# Iron Man 3: Traileranalyse mit geballtem Nerdwissen und Story-Vorhersage - Achtung Spoiler!



## NicoMendrek (14. März 2013)

Jetzt ist Deine Meinung zu *Iron Man 3: Traileranalyse mit geballtem Nerdwissen und Story-Vorhersage - Achtung Spoiler!* gefragt. 


				Bitte beachtet: Der Kommentarbereich wird gemäß der Forenregeln moderiert.





			Dieser Inhalt steht nur eingeloggten Mitgliedern zur Verfügung.
        

 Zum Artikel: Iron Man 3: Traileranalyse mit geballtem Nerdwissen und Story-Vorhersage - Achtung Spoiler!


----------



## Zelias (14. März 2013)

Echt beachtlich was man hier durch geballte Nerdwissen alles aus dem Trailer hat raus holen können, Respekt dafür. Wobei es irgendwie auch ziemlich ärgerlich ist wenn soviel von der vermeintlichen Story im Trailer gespoilert wird, ich hoffe da hat man noch etwas in der Hinterhand. 

Irgendwie werden Trailer immer mehr zu einer Best of Compilation des Films/Spiels die viel zu viel vorweg nehmen.


----------



## Metko1 (16. März 2013)

Ja... kaum zu glauben das so viele verschiedene trailer schon gibt nur für 1 film, da spoilert man sich die ganzen guten scenen weg ( egal obs nur 2-4 sekunden sind...)

btw. hab den trailer nicht geguckt und am besten is es Teaser anzugucken die so früh erscheinen die sowieso kaum was zeigen auser Namen und einzelne bilder ^^


----------



## LordCrash (16. März 2013)

Meine Güte, wie viele "xxx-Mans" gibts denn?

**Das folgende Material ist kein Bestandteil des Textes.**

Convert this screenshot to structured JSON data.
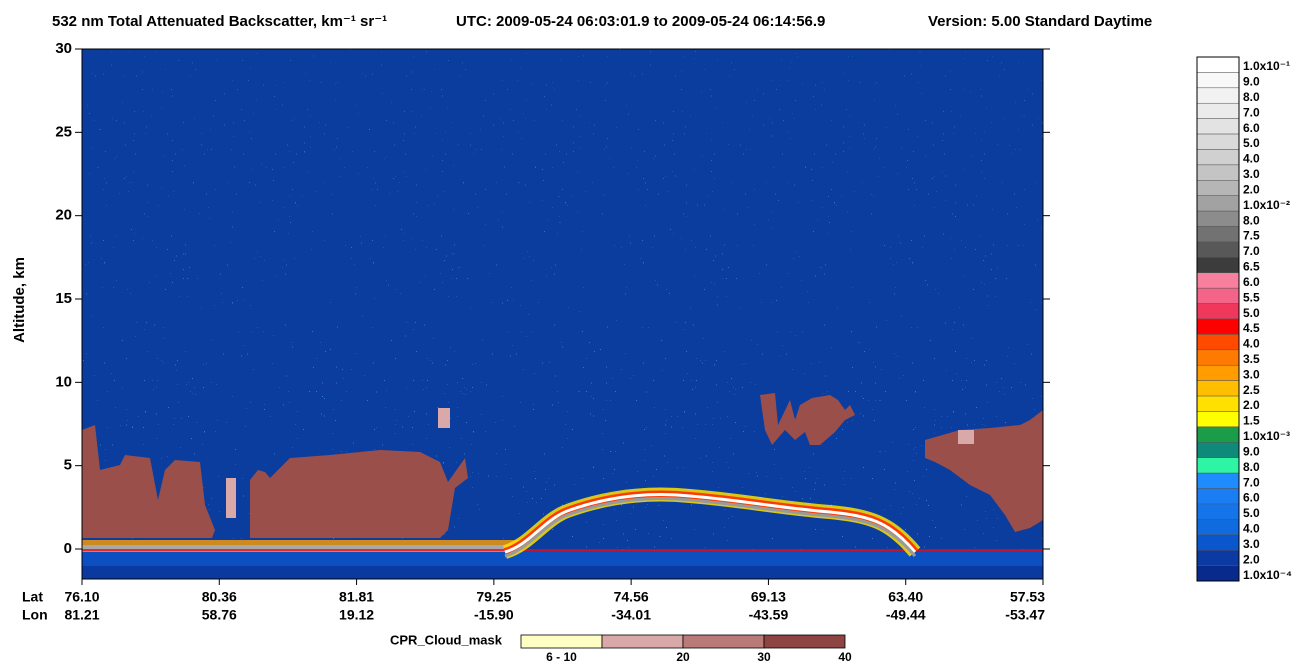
{
  "chart_data": {
    "type": "curtain",
    "title": "532 nm Total Attenuated Backscatter, km⁻¹ sr⁻¹",
    "time_range": "UTC:  2009-05-24 06:03:01.9  to  2009-05-24 06:14:56.9",
    "version": "Version: 5.00  Standard  Daytime",
    "y_label": "Altitude, km",
    "ylim": [
      -1.8,
      30
    ],
    "yticks": [
      0,
      5,
      10,
      15,
      20,
      25,
      30
    ],
    "lat_label": "Lat",
    "lon_label": "Lon",
    "lat": [
      "76.10",
      "80.36",
      "81.81",
      "79.25",
      "74.56",
      "69.13",
      "63.40",
      "57.53"
    ],
    "lon": [
      "81.21",
      "58.76",
      "19.12",
      "-15.90",
      "-34.01",
      "-43.59",
      "-49.44",
      "-53.47"
    ],
    "colorbar": [
      {
        "label": "1.0x10⁻¹",
        "color": "#ffffff"
      },
      {
        "label": "9.0",
        "color": "#f8f8f8"
      },
      {
        "label": "8.0",
        "color": "#f2f2f2"
      },
      {
        "label": "7.0",
        "color": "#ebebeb"
      },
      {
        "label": "6.0",
        "color": "#e3e3e3"
      },
      {
        "label": "5.0",
        "color": "#dadada"
      },
      {
        "label": "4.0",
        "color": "#d0d0d0"
      },
      {
        "label": "3.0",
        "color": "#c4c4c4"
      },
      {
        "label": "2.0",
        "color": "#b6b6b6"
      },
      {
        "label": "1.0x10⁻²",
        "color": "#a2a2a2"
      },
      {
        "label": "8.0",
        "color": "#8c8c8c"
      },
      {
        "label": "7.5",
        "color": "#727272"
      },
      {
        "label": "7.0",
        "color": "#585858"
      },
      {
        "label": "6.5",
        "color": "#3c3c3c"
      },
      {
        "label": "6.0",
        "color": "#f7809f"
      },
      {
        "label": "5.5",
        "color": "#f46488"
      },
      {
        "label": "5.0",
        "color": "#f0385c"
      },
      {
        "label": "4.5",
        "color": "#ff0000"
      },
      {
        "label": "4.0",
        "color": "#ff4a00"
      },
      {
        "label": "3.5",
        "color": "#ff7a00"
      },
      {
        "label": "3.0",
        "color": "#ff9c00"
      },
      {
        "label": "2.5",
        "color": "#ffbf00"
      },
      {
        "label": "2.0",
        "color": "#ffe000"
      },
      {
        "label": "1.5",
        "color": "#ffff00"
      },
      {
        "label": "1.0x10⁻³",
        "color": "#1a9c48"
      },
      {
        "label": "9.0",
        "color": "#0f8a78"
      },
      {
        "label": "8.0",
        "color": "#2ef5a4"
      },
      {
        "label": "7.0",
        "color": "#1e8cff"
      },
      {
        "label": "6.0",
        "color": "#1a7ef2"
      },
      {
        "label": "5.0",
        "color": "#1674ea"
      },
      {
        "label": "4.0",
        "color": "#106ae0"
      },
      {
        "label": "3.0",
        "color": "#0a56cc"
      },
      {
        "label": "2.0",
        "color": "#0a3aa2"
      },
      {
        "label": "1.0x10⁻⁴",
        "color": "#082a8c"
      }
    ],
    "cloud_mask_label": "CPR_Cloud_mask",
    "cloud_mask": [
      {
        "label": "6 - 10",
        "color": "#ffffc4"
      },
      {
        "label": "20",
        "color": "#d9a8a8"
      },
      {
        "label": "30",
        "color": "#b97a78"
      },
      {
        "label": "40",
        "color": "#8e4442"
      }
    ]
  }
}
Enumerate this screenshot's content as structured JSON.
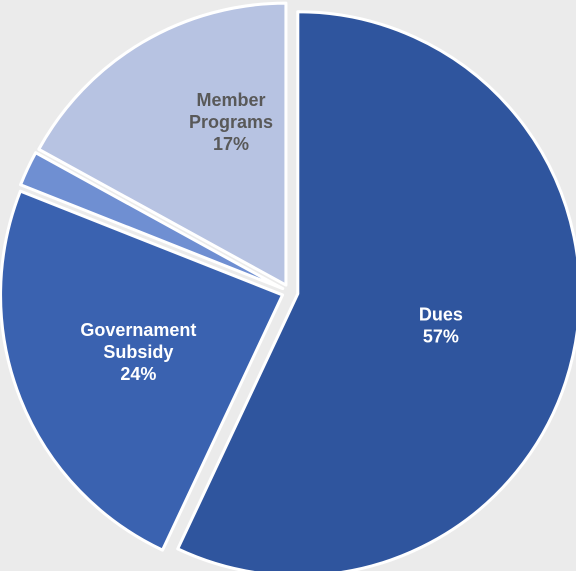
{
  "chart_data": {
    "type": "pie",
    "slices": [
      {
        "label_lines": [
          "Dues"
        ],
        "value": 57,
        "value_label": "57%",
        "color": "#2f559e",
        "label_color": "#ffffff"
      },
      {
        "label_lines": [
          "Governament",
          "Subsidy"
        ],
        "value": 24,
        "value_label": "24%",
        "color": "#3a62b0",
        "label_color": "#ffffff"
      },
      {
        "label_lines": [],
        "value": 2,
        "value_label": "",
        "color": "#6f8fd2",
        "label_color": "#ffffff"
      },
      {
        "label_lines": [
          "Member",
          "Programs"
        ],
        "value": 17,
        "value_label": "17%",
        "color": "#b7c3e2",
        "label_color": "#595959"
      }
    ],
    "start_angle_deg": 0,
    "direction": "clockwise",
    "exploded": true,
    "legend": "none",
    "background": "#ebebeb"
  }
}
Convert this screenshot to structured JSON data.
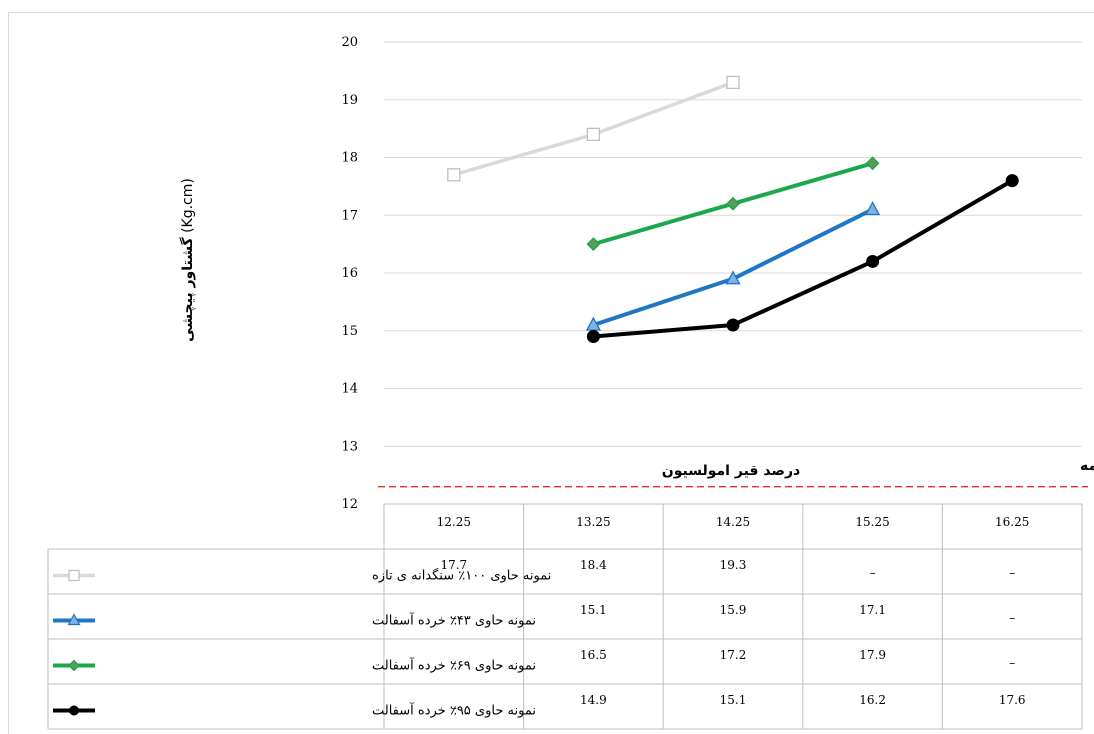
{
  "chart_data": {
    "type": "line",
    "ylabel_bold": "گشتاور پیچشی",
    "ylabel_unit": "(Kg.cm)",
    "xlabel": "درصد قیر امولسیون",
    "reference_line": {
      "label": "حد پایین آیین نامه",
      "value": 12.3,
      "color": "#e03030"
    },
    "ylim": [
      12,
      20
    ],
    "yticks": [
      12,
      13,
      14,
      15,
      16,
      17,
      18,
      19,
      20
    ],
    "categories": [
      "12.25",
      "13.25",
      "14.25",
      "15.25",
      "16.25"
    ],
    "missing_symbol": "–",
    "grid": true,
    "series": [
      {
        "name": "نمونه حاوی ۱۰۰٪ سنگدانه ی تازه",
        "color": "#d9d9d9",
        "marker": "square-open",
        "values": [
          17.7,
          18.4,
          19.3,
          null,
          null
        ]
      },
      {
        "name": "نمونه حاوی ۴۳٪ خرده آسفالت",
        "color": "#1f77c4",
        "marker": "triangle",
        "values": [
          null,
          15.1,
          15.9,
          17.1,
          null
        ]
      },
      {
        "name": "نمونه حاوی ۶۹٪ خرده آسفالت",
        "color": "#1aa84a",
        "marker": "diamond",
        "values": [
          null,
          16.5,
          17.2,
          17.9,
          null
        ]
      },
      {
        "name": "نمونه حاوی ۹۵٪ خرده آسفالت",
        "color": "#000000",
        "marker": "circle",
        "values": [
          null,
          14.9,
          15.1,
          16.2,
          17.6
        ]
      }
    ]
  }
}
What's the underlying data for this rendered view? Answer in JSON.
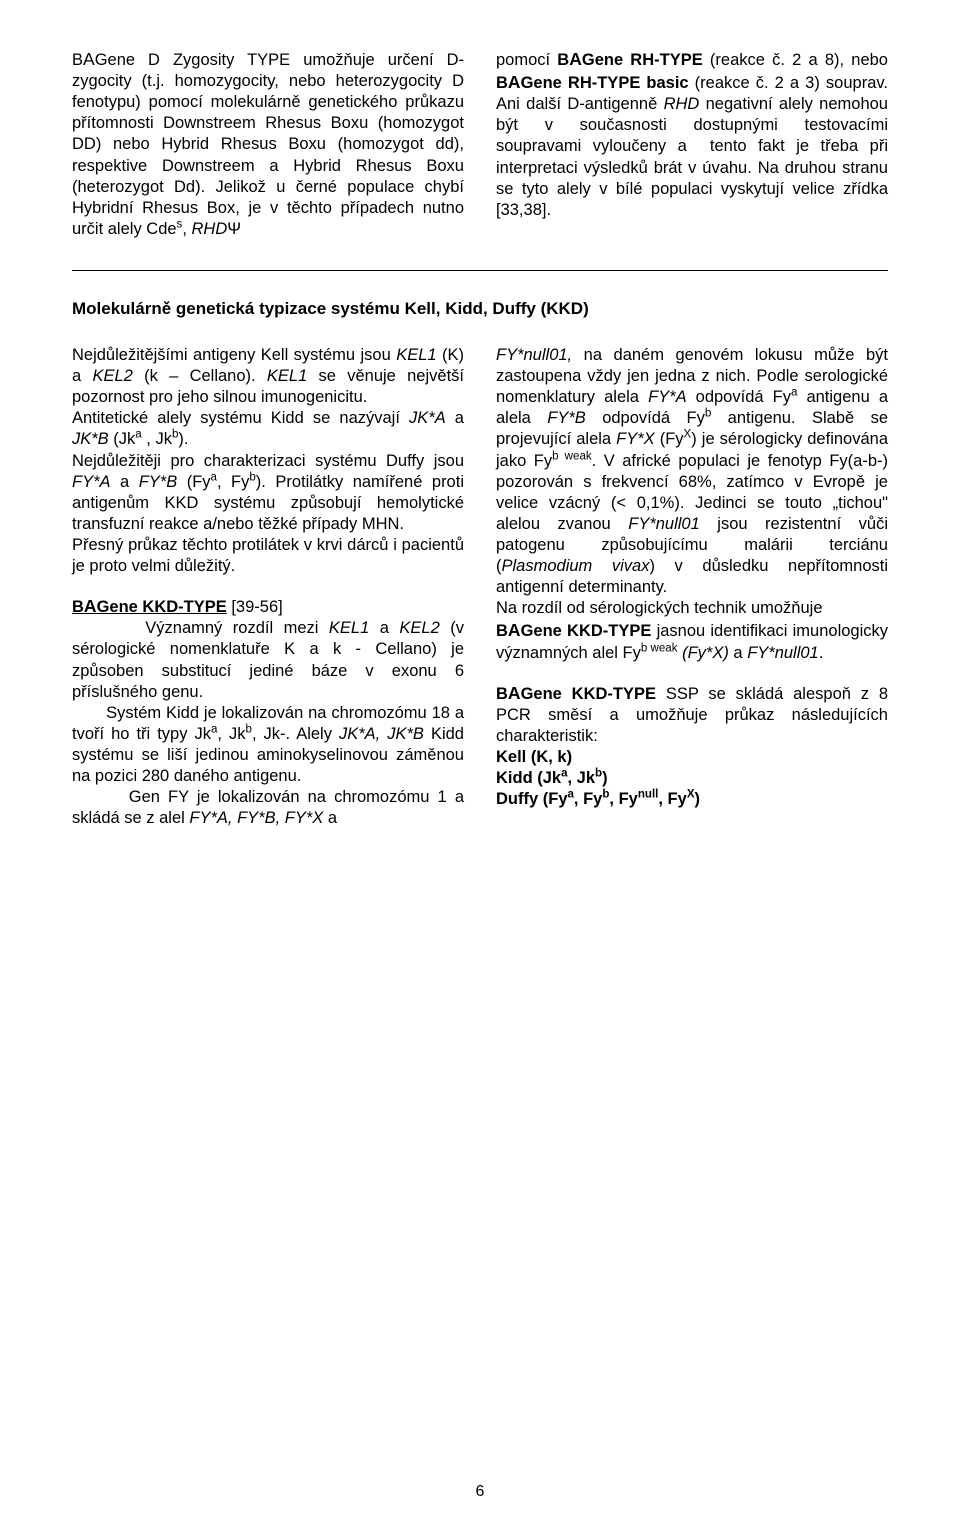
{
  "topLeft": {
    "html": "B<span class='biga'>A</span>Gene D Zygosity TYPE umožňuje určení D-zygocity (t.j. homozygocity, nebo heterozygocity D fenotypu) pomocí molekulárně genetického průkazu přítomnosti Downstreem Rhesus Boxu (homozygot DD) nebo Hybrid Rhesus Boxu (homozygot dd), respektive Downstreem a Hybrid Rhesus Boxu (heterozygot Dd). Jelikož u černé populace chybí Hybridní Rhesus Box, je v&nbsp;těchto případech nutno určit alely Cde<sup>s</sup>, <i>RHD</i>Ψ"
  },
  "topRight": {
    "html": "pomocí <b>B<span class='biga'>A</span>Gene RH-TYPE</b> (reakce č. 2 a 8), nebo <b>B<span class='biga'>A</span>Gene RH-TYPE basic</b> (reakce č. 2 a 3) souprav. Ani další D-antigenně <i>RHD</i> negativní alely nemohou být v&nbsp;současnosti dostupnými testovacími soupravami vyloučeny a&nbsp; tento fakt je třeba při interpretaci výsledků brát v&nbsp;úvahu. Na druhou stranu se tyto alely v&nbsp;bílé populaci vyskytují velice zřídka [33,38]."
  },
  "sectionTitle": "Molekulárně genetická typizace systému Kell, Kidd, Duffy (KKD)",
  "leftCol": {
    "p1": "Nejdůležitějšími antigeny Kell systému jsou <i>KEL1</i> (K) a <i>KEL2</i> (k – Cellano). <i>KEL1</i> se věnuje největší pozornost pro jeho silnou imunogenicitu.",
    "p2": "Antitetické alely systému Kidd se nazývají <i>JK*A</i> a <i>JK*B</i> (Jk<sup>a</sup> , Jk<sup>b</sup>).",
    "p3": "Nejdůležitěji pro charakterizaci systému Duffy jsou <i>FY*A</i> a <i>FY*B</i> (Fy<sup>a</sup>, Fy<sup>b</sup>). Protilátky namířené proti antigenům KKD systému způsobují hemolytické transfuzní reakce a/nebo těžké případy MHN.",
    "p4": "Přesný průkaz těchto protilátek v krvi dárců i pacientů je proto velmi důležitý.",
    "p5": "<b><span class='under'>B<span class='biga'>A</span>Gene KKD-TYPE</span></b> [39-56]",
    "p6": "&nbsp;&nbsp;&nbsp;&nbsp;&nbsp;&nbsp;&nbsp;Významný rozdíl mezi <i>KEL1</i> a <i>KEL2</i> (v sérologické nomenklatuře K a k - Cellano) je způsoben substitucí jediné báze v exonu 6 příslušného genu.",
    "p7": "&nbsp;&nbsp;&nbsp;&nbsp;&nbsp;&nbsp;&nbsp;Systém Kidd je lokalizován na chromozómu 18 a tvoří ho tři typy Jk<sup>a</sup>, Jk<sup>b</sup>, Jk-. Alely <i>JK*A, JK*B</i> Kidd systému se liší jedinou aminokyselinovou záměnou na pozici 280 daného antigenu.",
    "p8": "&nbsp;&nbsp;&nbsp;&nbsp;&nbsp;&nbsp;&nbsp;Gen FY je lokalizován na chromozómu 1 a skládá se z&nbsp;alel <i>FY*A, FY*B, FY*X</i> a"
  },
  "rightCol": {
    "p1": "<i>FY*null01,</i> na daném genovém lokusu může být zastoupena vždy jen jedna z&nbsp;nich. Podle serologické nomenklatury alela <i>FY*A</i> odpovídá Fy<sup>a</sup> antigenu a alela <i>FY*B</i> odpovídá Fy<sup>b</sup> antigenu. Slabě se projevující alela <i>FY*X</i> (Fy<sup>X</sup>) je sérologicky definována jako Fy<sup>b weak</sup>. V&nbsp;africké populaci je fenotyp Fy(a-b-) pozorován s&nbsp;frekvencí 68%, zatímco v&nbsp;Evropě je velice vzácný (&lt; 0,1%). Jedinci se touto „tichou\" alelou zvanou <i>FY*null01</i> jsou rezistentní vůči patogenu způsobujícímu malárii terciánu (<i>Plasmodium vivax</i>) v&nbsp;důsledku nepřítomnosti antigenní determinanty.",
    "p2": "Na rozdíl od sérologických technik umožňuje",
    "p3": "<b>B<span class='biga'>A</span>Gene KKD-TYPE</b> jasnou identifikaci imunologicky významných alel Fy<sup>b weak</sup> <i>(Fy*X)</i> a <i>FY*null01</i>.",
    "p4": "<b>B<span class='biga'>A</span>Gene KKD-TYPE</b> SSP se skládá alespoň z&nbsp;8 PCR směsí a umožňuje průkaz následujících charakteristik:",
    "p5": "<b>Kell (K, k)</b>",
    "p6": "<b>Kidd (Jk<sup>a</sup>, Jk<sup>b</sup>)</b>",
    "p7": "<b>Duffy (Fy<sup>a</sup>, Fy<sup>b</sup>, Fy<sup>null</sup>, Fy<sup>X</sup>)</b>"
  },
  "pageNumber": "6"
}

Mit Batman kann ich mich ja gerade noch anfreunden, aber der ganze andere Superhelden-Krust interessiert mich praktisch null. Wenn ich mir da mal so ansehe, wie viele Leute zu Avengers ins Kino gegangen sind, kann ich eigentlich nur noch ungläubig den Kopf schütteln. Aber das musste ich bei Transformers X ja vorher auch schon tun.....


----------



## Lukecheater (16. März 2013)

LordCrash schrieb:


> Meine Güte, wie viele "xxx-Mans" gibts denn?
> 
> Mit Batman kann ich mich ja gerade noch anfreunden, aber der ganze andere Superhelden-Krust interessiert mich praktisch null. Wenn ich mir da mal so ansehe, wie viele Leute zu Avengers ins Kino gegangen sind, kann ich eigentlich nur noch ungläubig den Kopf schütteln. Aber das musste ich bei Transformers X ja vorher auch schon tun.....


 
Du hast gerade wirklich Avengers mit dem Transformers Müll verglichen? I'm sorry to say this, but you FAILED!


----------



## Bl4ckburn (16. März 2013)

Man muss aber auch dazu sagen, dass viele Infos erst durch ein genaues hinsehen und recherche hier dagelegt wurden. (Beispiel Cast der Schauspieler / Rolle im Film -> die Verbindung zu dem Nanoprogramm und das Logo auf Tonys Shirt -> weitere Gegnergruppe)
Ich freu mich auf den Film.


----------



## LordCrash (17. März 2013)

Lukecheater schrieb:


> Du hast gerade wirklich Avengers mit dem Transformers Müll verglichen? I'm sorry to say this, but you FAILED!


 
Für mich ist das alles Müll..... Sobald jemand so einen lächerlichen Superheldenanzug an hat, ist bei mir schon Schicht im Schacht. Wie gesagt, Batman geht noch wegen der starken Story, aber der Rest.... 

Was solls, ich bin wenigstens ehrlich....


----------



## Phillup (17. März 2013)

Bin schon sehr gespannt auf den Film, soll dann ja wohl der letzte sein, oder? Ist mir von den ganzen Superhelden zumindest noch am liebsten.


----------



## Sha6rath (24. März 2013)

Lukecheater schrieb:


> Du hast gerade wirklich Avengers mit dem Transformers Müll verglichen? I'm sorry to say this, but you FAILED!


 
Leute die beim Film aufgepasst haben und das Hirn nicht Ganz abgeschalten haben merken zumindest das der Film ab der Hälfte bis auf die Figuren fast identisch sind  

Mir sagen zumindest Roboter mehr zu als Superhelden XD


----------



## soranPanoko (24. März 2013)

Im film scheint Pepper aber Rescue zu werden, zumindest steigt sie in ne rüstung. Das ganz ist durch ein Legoset geleaked (dennen hat wohl keiner gesagt, dass das ein geheimnis ist)



> Leute die beim Film aufgepasst haben und das Hirn nicht Ganz abgeschalten haben...



.. haben einen n der waffel... manche filme sind nicht geeignet um groß drüber nachzudenken sondern wollen einfach untrhalten ...


----------